The same goes for things like pension funds, airlines, corporate boards, etc. They have become institutions open to subversion and abuse at the whim of the politicians and their families.
Of course it is obvious that to clap you need two hands. Our so called business titans have for too long corrupted and greased the palms of the politicians to have any moral standing. They have to now respond to every wag of the finger of the politician. But in the present regime they have come up against a set of people who will use them in a manner these businessmen never anticipated. So when the Rajapaksas demand that they become toadies and fellow participants in all their schemes our big businessmen really have no capacity to defer. Even when the President flies to a foreign country our so called captains of industry accompany him as a kind of extended court of a feudal potentate. So shameless are they that many of these fat cats travel as guests of the state on tax payer’s money. By such invitations the politician subverts the businessman. As a society, we seem to have long lost the right to resist even an act of moral decapitation.

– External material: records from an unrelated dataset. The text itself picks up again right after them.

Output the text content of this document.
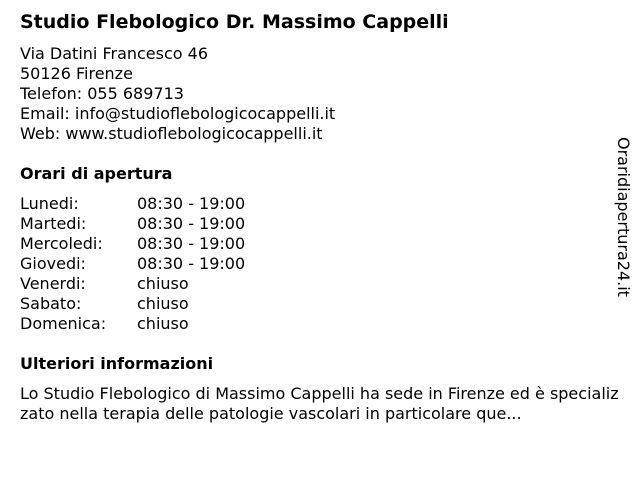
Studio Flebologico Dr. Massimo Cappelli
Via Datini Francesco 46
50126 Firenze
Telefon: 055 689713
Email: info@studioflebologicocappelli.it
Web: www.studioflebologicocappelli.it
Orari di apertura
Lunedi:	08:30 - 19:00
Martedi:	08:30 - 19:00
Mercoledi:	08:30 - 19:00
Giovedi:	08:30 - 19:00
Venerdi:	chiuso
Sabato:	chiuso
Domenica:	chiuso
Ulteriori informazioni
Lo Studio Flebologico di Massimo Cappelli ha sede in Firenze ed è specializzato nella terapia delle patologie vascolari in particolare que...
Oraridiapertura24.it
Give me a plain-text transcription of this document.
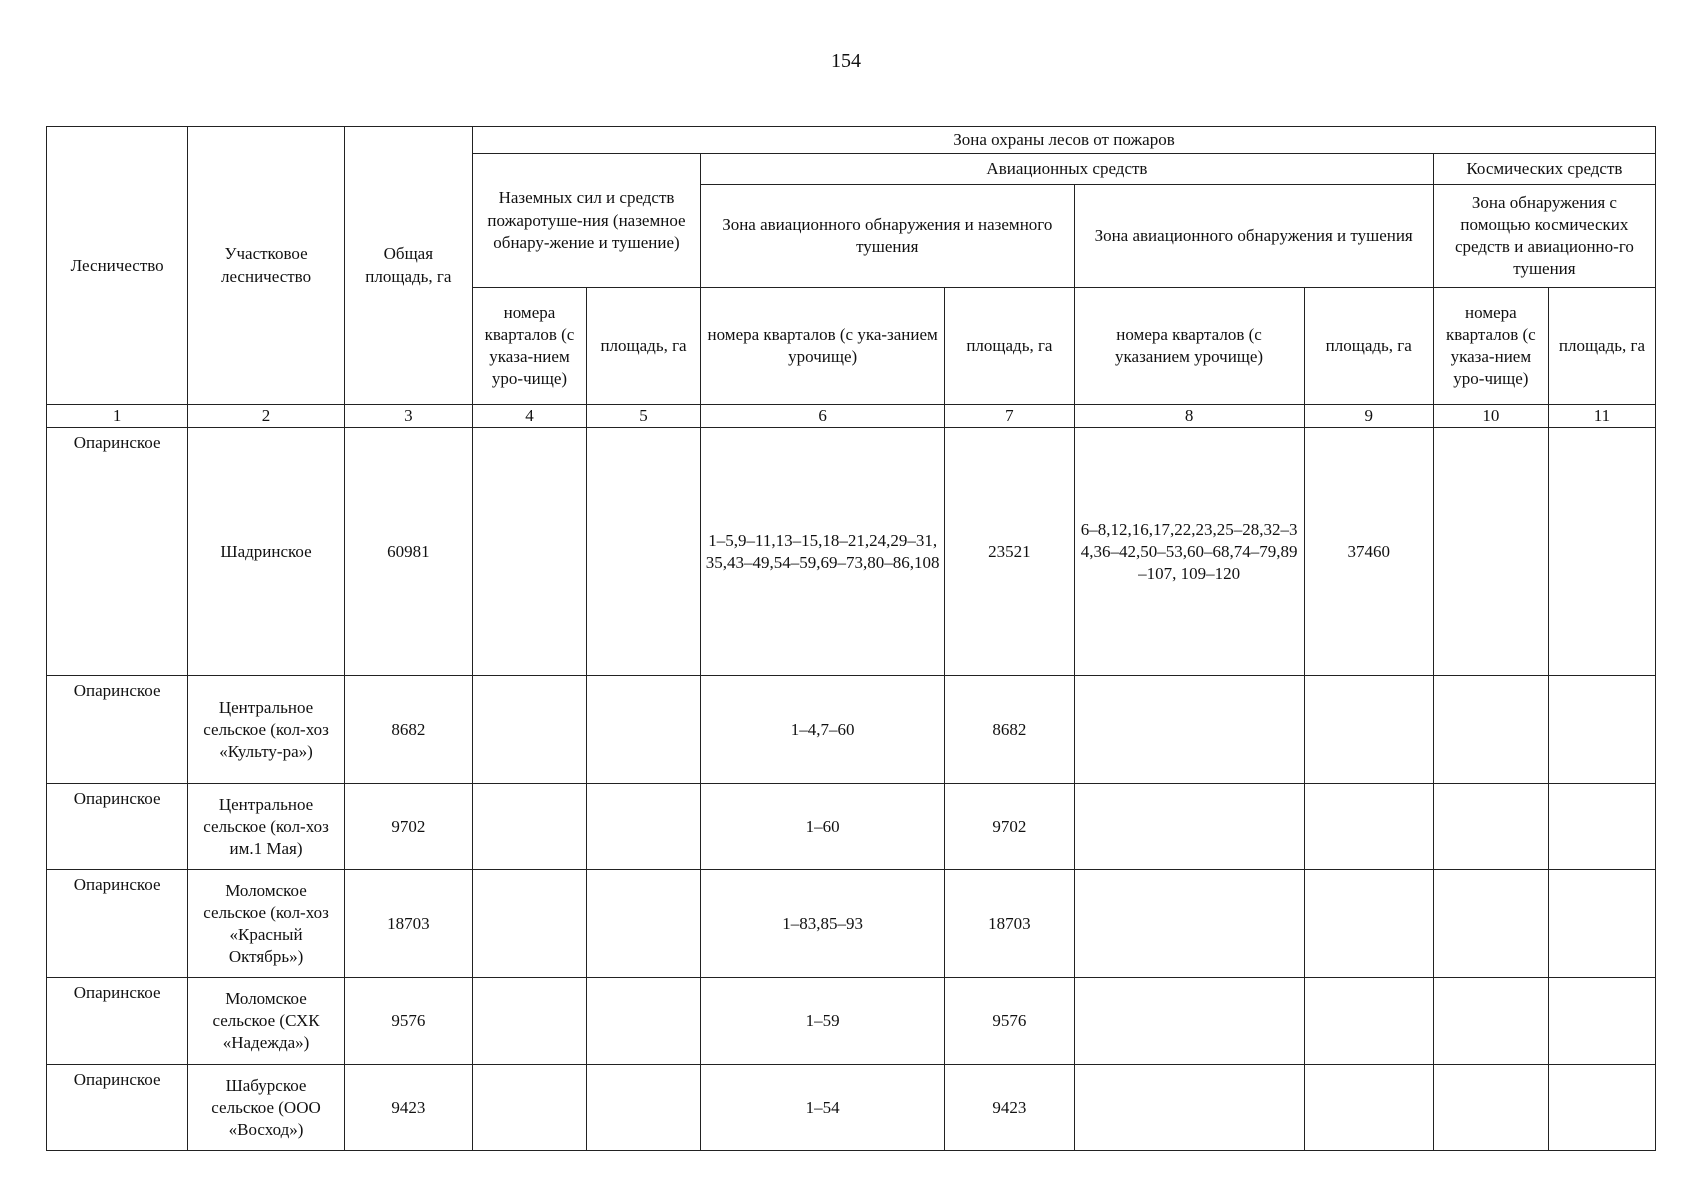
154
Лесничество	Участковое лесничество	Общая площадь, га	Зона охраны лесов от пожаров							
			Наземных сил и средств пожаротуше-ния (наземное обнару-жение и тушение)		Авиационных средств				Космических средств	
					Зона авиационного обнаружения и наземного тушения		Зона авиационного обнаружения и тушения		Зона обнаружения с помощью космических средств и авиационно-го тушения	
			номера кварталов (с указа-нием уро-чище)	площадь, га	номера кварталов (с ука-занием урочище)	площадь, га	номера кварталов (с указанием урочище)	площадь, га	номера кварталов (с указа-нием уро-чище)	площадь, га
1	2	3	4	5	6	7	8	9	10	11
Опаринское	Шадринское	60981			1–5,9–11,13–15,18–21,24,29–31,35,43–49,54–59,69–73,80–86,108	23521	6–8,12,16,17,22,23,25–28,32–34,36–42,50–53,60–68,74–79,89–107, 109–120	37460		
Опаринское	Центральное сельское (кол-хоз «Культу-ра»)	8682			1–4,7–60	8682				
Опаринское	Центральное сельское (кол-хоз им.1 Мая)	9702			1–60	9702				
Опаринское	Моломское сельское (кол-хоз «Красный Октябрь»)	18703			1–83,85–93	18703				
Опаринское	Моломское сельское (СХК «Надежда»)	9576			1–59	9576				
Опаринское	Шабурское сельское (ООО «Восход»)	9423			1–54	9423				
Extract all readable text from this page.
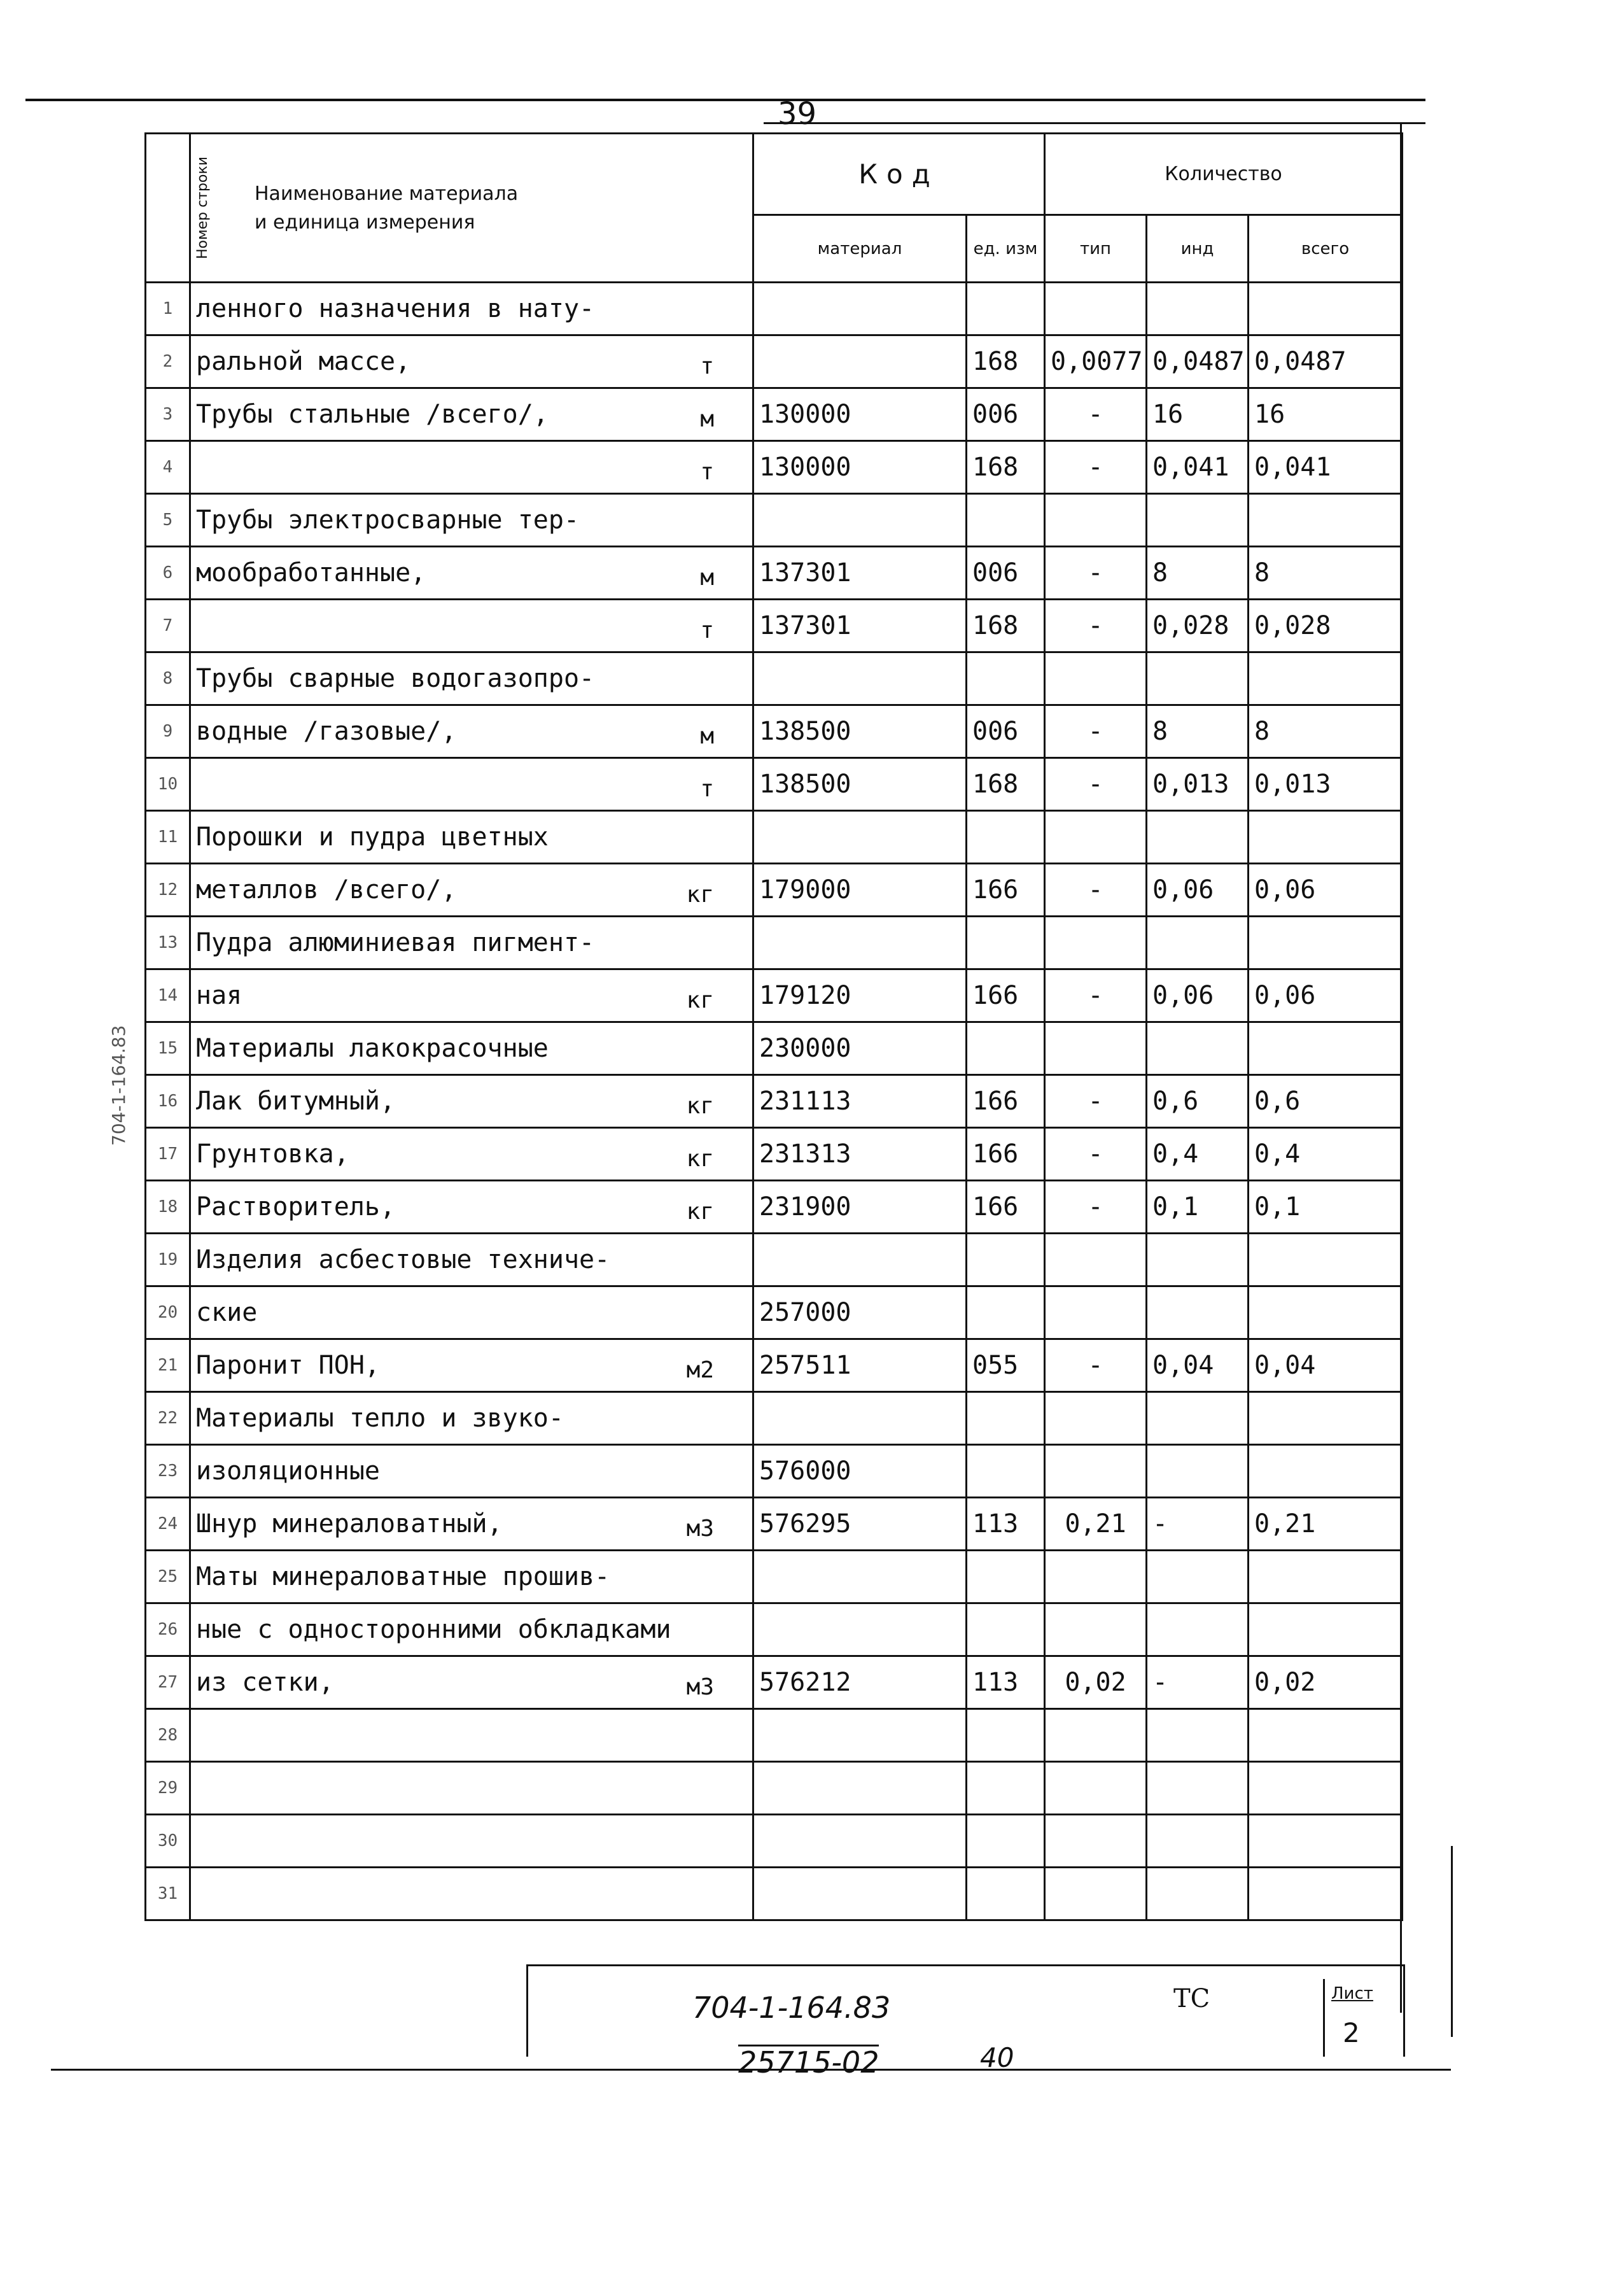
39
704-1-164.83
Номер строки	Наименование материала
и единица измерения	Код		Количество		
		материал	ед. изм	тип	инд	всего
1	ленного назначения в нату-

2	ральной массе, т		168	0,0077	0,0487	0,0487
3	Трубы стальные /всего/, м	130000	006	-	16	16
4	т	130000	168	-	0,041	0,041
5	Трубы электросварные тер-

6	мообработанные, м	137301	006	-	8	8
7	т	137301	168	-	0,028	0,028
8	Трубы сварные водогазопро-

9	водные /газовые/, м	138500	006	-	8	8
10	т	138500	168	-	0,013	0,013
11	Порошки и пудра цветных

12	металлов /всего/, кг	179000	166	-	0,06	0,06
13	Пудра алюминиевая пигмент-

14	ная кг	179120	166	-	0,06	0,06
15	Материалы лакокрасочные	230000				
16	Лак битумный, кг	231113	166	-	0,6	0,6
17	Грунтовка, кг	231313	166	-	0,4	0,4
18	Растворитель, кг	231900	166	-	0,1	0,1
19	Изделия асбестовые техниче-

20	ские	257000				
21	Паронит ПОН, м2	257511	055	-	0,04	0,04
22	Материалы тепло и звуко-

23	изоляционные	576000				
24	Шнур минераловатный, м3	576295	113	0,21	-	0,21
25	Маты минераловатные прошив-

26	ные с односторонними обкладками

27	из сетки, м3	576212	113	0,02	-	0,02
28	

29	

30	

31	

704-1-164.83	ТС	Лист
2
25715-02	40
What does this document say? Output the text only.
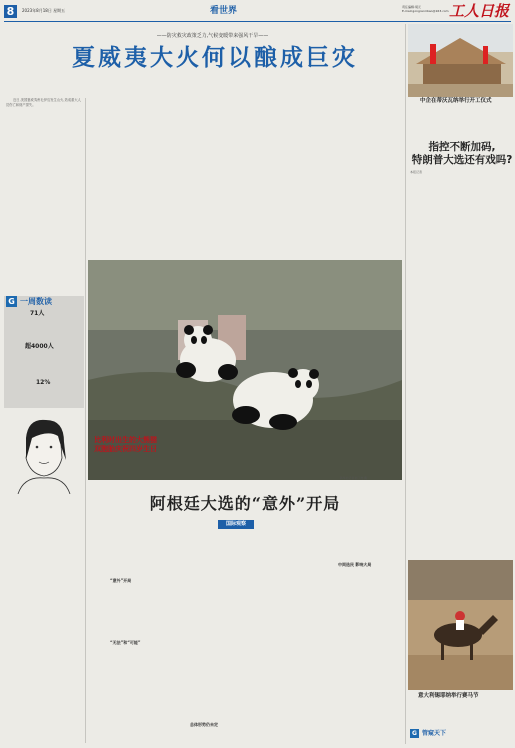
8	2023年8月18日 星期五	看世界	责任编辑:胡元
E-mail:gongrenribao@163.com 工人日报
——防灾救灾政策乏力,气候变暖带来强风干旱——
夏威夷大火何以酿成巨灾

近日,美国夏威夷州毛伊岛发生山火,造成重大人员伤亡和财产损失。

G 一周数读
71人
超4000人
12%
比利时出生的大熊猫
双胞胎庆祝四岁生日
新华社记者 赵丁喆 摄
阿根廷大选的“意外”开局
国际观察
“意外”开局
“无法”和“可能”
总体形势仍未定
中间选民 影响大局
中企在蒂沃瓦纳举行开工仪式
指控不断加码,
特朗普大选还有戏吗?
本报记者
意大利锡耶纳举行赛马节
G 管窥天下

In the pervasive state dominated system development is very much depended on mega projects sponsored by it. These are not always based on pressing national needs or economic imperatives. In recent times huge amounts of investments have gone in to developing the remote and sparsely populated Hambantota Province. An international airport, a huge harbor, a state-of-the-art film city, huge sports complexes are some of the mega projects taking place there presently. It is well known that this favourable attitude towards that province is not because of any comprehensive national development plan or some perceived economic potential of the area. It is only because the President comes from there. If he was born in a village in Anuradhapura for example, that vital area with easy access to both the North and the East could have just as easily had an international airport.
We can argue about the wisdom and practicality of all these projects endlessly. Whatever we may say, there is no getting over the fact that the economic indicators reflect a lack of confidence in the government. That is something we cannot argue about.